Understanding Anxiety, PTSD, Depression

Through the Eyes of a Mother

“Feed your Children”

When I think of the month of May, I always reflect on my mother, who was pregnant with sibling # 4, and she gleefully said one day” I know what the name of this baby will be”. “I will name this child ’Robin’, because the month of May is the month of the nesting of the Robin’s”. Our baby brother ‘Robin’ was born on May 15th, and lives up to his name with such grace. He is an amazing musician and family man, and immensely loved for his ‘cheerie’, humorous disposition.

Just after Mother’s day this year, I was visiting my son in North Bay Ontario. We embarked on a large project of landscaping over the 2 day visit. In the early morning of day one before my son awoke, I took my coffee down the steps of his deck, only to discover a tiny Robin, at the base of the stairs. I immediately smiled, as I thought of mom, who had long passed, and thought about how I might be able to help this tiny little bird. I looked around and the mother was nowhere in site. I dawned my gardening gloves, and gently moved the little one to a sheltered area by a fence in the garden. I kept an eye out for the baby bird’s mom, and began the arduous task of digging out the first garden bed. Triggered by a conversation I had had with my son the night before, I was reflecting on my motherhood. The baby Robin, made me feel as if my dear mother was reflecting back on my own role as a mother. The baby Robin, made me feel my dear mother’s presence, as often happens with me. I found myself as I was digging questioning my motherhood. Was I the mother that my kids would like me to be? Had I disappointed them...am I giving them enough? Do they really understand just how very much I love them? I found myself weeping as I was digging. The tears were mostly about missing my own mom, who I  feel such a deep love for every single day.

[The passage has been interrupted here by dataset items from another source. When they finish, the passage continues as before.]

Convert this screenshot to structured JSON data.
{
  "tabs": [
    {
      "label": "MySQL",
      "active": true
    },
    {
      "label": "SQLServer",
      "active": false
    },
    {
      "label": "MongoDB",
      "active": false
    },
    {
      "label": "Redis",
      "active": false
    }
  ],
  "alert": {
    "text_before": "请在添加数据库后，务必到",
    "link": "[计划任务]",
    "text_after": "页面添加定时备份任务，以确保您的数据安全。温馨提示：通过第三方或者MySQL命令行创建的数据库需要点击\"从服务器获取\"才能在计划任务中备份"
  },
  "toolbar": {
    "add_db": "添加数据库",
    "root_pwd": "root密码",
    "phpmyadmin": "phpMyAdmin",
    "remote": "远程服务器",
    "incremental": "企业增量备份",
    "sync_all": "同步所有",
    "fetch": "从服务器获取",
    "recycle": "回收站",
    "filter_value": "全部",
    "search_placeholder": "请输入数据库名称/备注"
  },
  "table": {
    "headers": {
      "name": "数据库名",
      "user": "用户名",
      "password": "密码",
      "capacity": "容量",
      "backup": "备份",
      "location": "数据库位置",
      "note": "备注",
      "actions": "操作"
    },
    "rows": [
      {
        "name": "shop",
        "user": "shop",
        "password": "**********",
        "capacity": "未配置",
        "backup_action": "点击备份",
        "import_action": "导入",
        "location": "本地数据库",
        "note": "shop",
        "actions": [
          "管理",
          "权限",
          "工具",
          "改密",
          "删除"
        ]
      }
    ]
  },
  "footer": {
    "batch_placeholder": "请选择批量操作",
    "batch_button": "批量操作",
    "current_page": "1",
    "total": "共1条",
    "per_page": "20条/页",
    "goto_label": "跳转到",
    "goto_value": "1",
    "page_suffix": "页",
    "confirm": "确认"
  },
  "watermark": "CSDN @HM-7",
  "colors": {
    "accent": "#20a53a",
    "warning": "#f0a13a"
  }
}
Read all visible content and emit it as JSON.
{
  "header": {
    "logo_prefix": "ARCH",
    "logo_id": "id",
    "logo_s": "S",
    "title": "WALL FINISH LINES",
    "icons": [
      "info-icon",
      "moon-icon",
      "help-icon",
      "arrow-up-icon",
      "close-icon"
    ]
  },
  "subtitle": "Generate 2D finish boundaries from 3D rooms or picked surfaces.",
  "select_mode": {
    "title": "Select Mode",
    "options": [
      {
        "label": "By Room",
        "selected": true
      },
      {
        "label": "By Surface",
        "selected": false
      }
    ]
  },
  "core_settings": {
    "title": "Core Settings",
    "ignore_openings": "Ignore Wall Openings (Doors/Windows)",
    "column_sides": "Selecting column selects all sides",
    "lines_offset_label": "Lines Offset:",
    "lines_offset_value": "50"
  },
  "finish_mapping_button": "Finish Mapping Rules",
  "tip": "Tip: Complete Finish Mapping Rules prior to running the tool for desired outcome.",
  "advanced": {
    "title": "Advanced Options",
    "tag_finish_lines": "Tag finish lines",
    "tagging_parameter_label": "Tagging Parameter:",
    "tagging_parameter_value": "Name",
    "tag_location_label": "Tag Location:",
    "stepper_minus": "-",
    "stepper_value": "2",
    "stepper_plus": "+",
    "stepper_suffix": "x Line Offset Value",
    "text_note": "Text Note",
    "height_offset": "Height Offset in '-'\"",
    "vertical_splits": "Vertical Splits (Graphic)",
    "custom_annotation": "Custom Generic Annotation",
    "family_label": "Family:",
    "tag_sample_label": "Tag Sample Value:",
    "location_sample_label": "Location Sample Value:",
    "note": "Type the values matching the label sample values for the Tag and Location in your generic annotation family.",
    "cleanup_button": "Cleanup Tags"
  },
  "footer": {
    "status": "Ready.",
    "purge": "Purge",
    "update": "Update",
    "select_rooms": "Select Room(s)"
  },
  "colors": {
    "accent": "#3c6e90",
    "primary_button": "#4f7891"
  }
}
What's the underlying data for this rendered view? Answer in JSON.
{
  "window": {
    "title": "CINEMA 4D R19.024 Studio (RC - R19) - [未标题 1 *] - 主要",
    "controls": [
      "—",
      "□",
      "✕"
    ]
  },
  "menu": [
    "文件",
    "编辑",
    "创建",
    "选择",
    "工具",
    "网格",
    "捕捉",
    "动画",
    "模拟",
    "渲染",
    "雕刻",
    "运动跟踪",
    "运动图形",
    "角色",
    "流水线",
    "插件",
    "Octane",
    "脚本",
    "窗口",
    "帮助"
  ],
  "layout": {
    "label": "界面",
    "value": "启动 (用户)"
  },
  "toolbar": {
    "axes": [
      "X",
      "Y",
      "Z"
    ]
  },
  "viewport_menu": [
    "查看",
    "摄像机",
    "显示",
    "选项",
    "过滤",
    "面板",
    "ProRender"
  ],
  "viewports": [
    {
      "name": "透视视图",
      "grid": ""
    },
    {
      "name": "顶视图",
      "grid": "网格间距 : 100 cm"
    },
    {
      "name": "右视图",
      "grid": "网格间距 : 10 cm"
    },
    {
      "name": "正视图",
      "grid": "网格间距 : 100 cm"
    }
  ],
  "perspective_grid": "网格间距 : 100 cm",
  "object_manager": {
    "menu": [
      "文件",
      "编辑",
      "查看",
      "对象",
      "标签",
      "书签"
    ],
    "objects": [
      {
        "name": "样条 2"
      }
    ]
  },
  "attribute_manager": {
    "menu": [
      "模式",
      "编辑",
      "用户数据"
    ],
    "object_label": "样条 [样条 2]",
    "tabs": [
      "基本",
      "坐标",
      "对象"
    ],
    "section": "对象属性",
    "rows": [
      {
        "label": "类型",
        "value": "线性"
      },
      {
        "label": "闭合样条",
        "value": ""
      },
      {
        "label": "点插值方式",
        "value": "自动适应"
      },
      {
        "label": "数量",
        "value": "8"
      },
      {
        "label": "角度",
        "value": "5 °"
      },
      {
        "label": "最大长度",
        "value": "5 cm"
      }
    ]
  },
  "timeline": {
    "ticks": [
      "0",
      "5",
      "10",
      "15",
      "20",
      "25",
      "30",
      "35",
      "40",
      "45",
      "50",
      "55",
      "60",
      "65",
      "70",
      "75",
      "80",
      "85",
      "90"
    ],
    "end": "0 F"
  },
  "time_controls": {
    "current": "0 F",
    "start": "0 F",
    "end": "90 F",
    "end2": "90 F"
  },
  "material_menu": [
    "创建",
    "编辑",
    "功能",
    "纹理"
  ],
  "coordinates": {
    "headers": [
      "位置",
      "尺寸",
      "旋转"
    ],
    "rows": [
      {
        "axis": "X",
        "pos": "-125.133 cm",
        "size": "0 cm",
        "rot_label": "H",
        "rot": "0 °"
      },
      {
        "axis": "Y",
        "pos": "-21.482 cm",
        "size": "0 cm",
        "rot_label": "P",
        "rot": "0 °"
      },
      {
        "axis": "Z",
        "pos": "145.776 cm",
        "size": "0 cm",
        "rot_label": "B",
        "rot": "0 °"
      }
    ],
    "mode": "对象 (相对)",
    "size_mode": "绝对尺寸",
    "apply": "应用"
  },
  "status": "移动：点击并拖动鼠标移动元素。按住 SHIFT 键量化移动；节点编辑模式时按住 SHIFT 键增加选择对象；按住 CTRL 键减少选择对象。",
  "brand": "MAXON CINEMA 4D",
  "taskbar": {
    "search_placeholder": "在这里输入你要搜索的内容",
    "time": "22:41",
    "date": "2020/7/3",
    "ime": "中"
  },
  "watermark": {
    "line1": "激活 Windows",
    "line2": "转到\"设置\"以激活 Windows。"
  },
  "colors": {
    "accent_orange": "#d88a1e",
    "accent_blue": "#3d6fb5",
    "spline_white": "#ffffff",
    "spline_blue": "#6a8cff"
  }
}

Suddenly as I was digging I heard that all too familiar song of a Robin. I was shocked that she came sweeping down and was  excitedly feasting like a kid in a candy shop! At this point I had turned the rich soil enough, to expose juicy worms, and grubs and I could see her excitement in the score!

I kept an eye on her to make sure she found her wee one, and from a distance I could see her feeding  her delighted baby. Naturally I was thrilled, and again thought of mom. A few moments later, momma bird came back to the garden. Very quickly though I began to sense something. This bird was clearly wanting to be close to me. She came right by my side and stayed with me for 10 minutes at a time. I got a rush of shivers and somehow knew that this mother bird was in fact wanting to deliver a message to me. It was too out of the ordinary to ignore...she was at times inches away from me, as she happily hopped all around me. If there is one thing I have learned in this life, is that there are no accidents. The signs, and answers for the questions we ask within ourselves are always there is we open up our awareness to the signs.

One thing I noticed with this Robin, as she would hop over to me repeatedly with a mouth full of natures best and simply stare at me. I thought to myself...ok mom...what is the message. The robin from time to time after boasting her find with clearly an overflowing beak, would go over to her baby with another feed, she then however would come back to me for another visit as she filled her beak again!

Suddenly a rush of insight came to me. It was as though my mother’s voice was speaking directly to me. “Continue to feed your children darling one”..... Suddenly I had to sit right in the garden and I found myself weeping heavily. The robin came back and stayed close by the whole time I wept. It was so amazing. When My son woke up he stood on the deck and witnessed this happening between the momma bird and me, and he was delighted with the regular visit’s from this bird all day.  The following day, the robin once again was with us all day long!

The message for me was crystal clear. I recognized that I do feed my children on a regular basis. I feed them messages from the heart, share with them my hard earned wisdom, as passed down from my mother and her mother before. I am blessed to be the mother of the three most amazing children that could ever be. Thank you to Cameron, Ian and Emily-Jane for the gift of you and all that you are to me. Your Gammie is with us everyday...all we have to do is watch for the signs!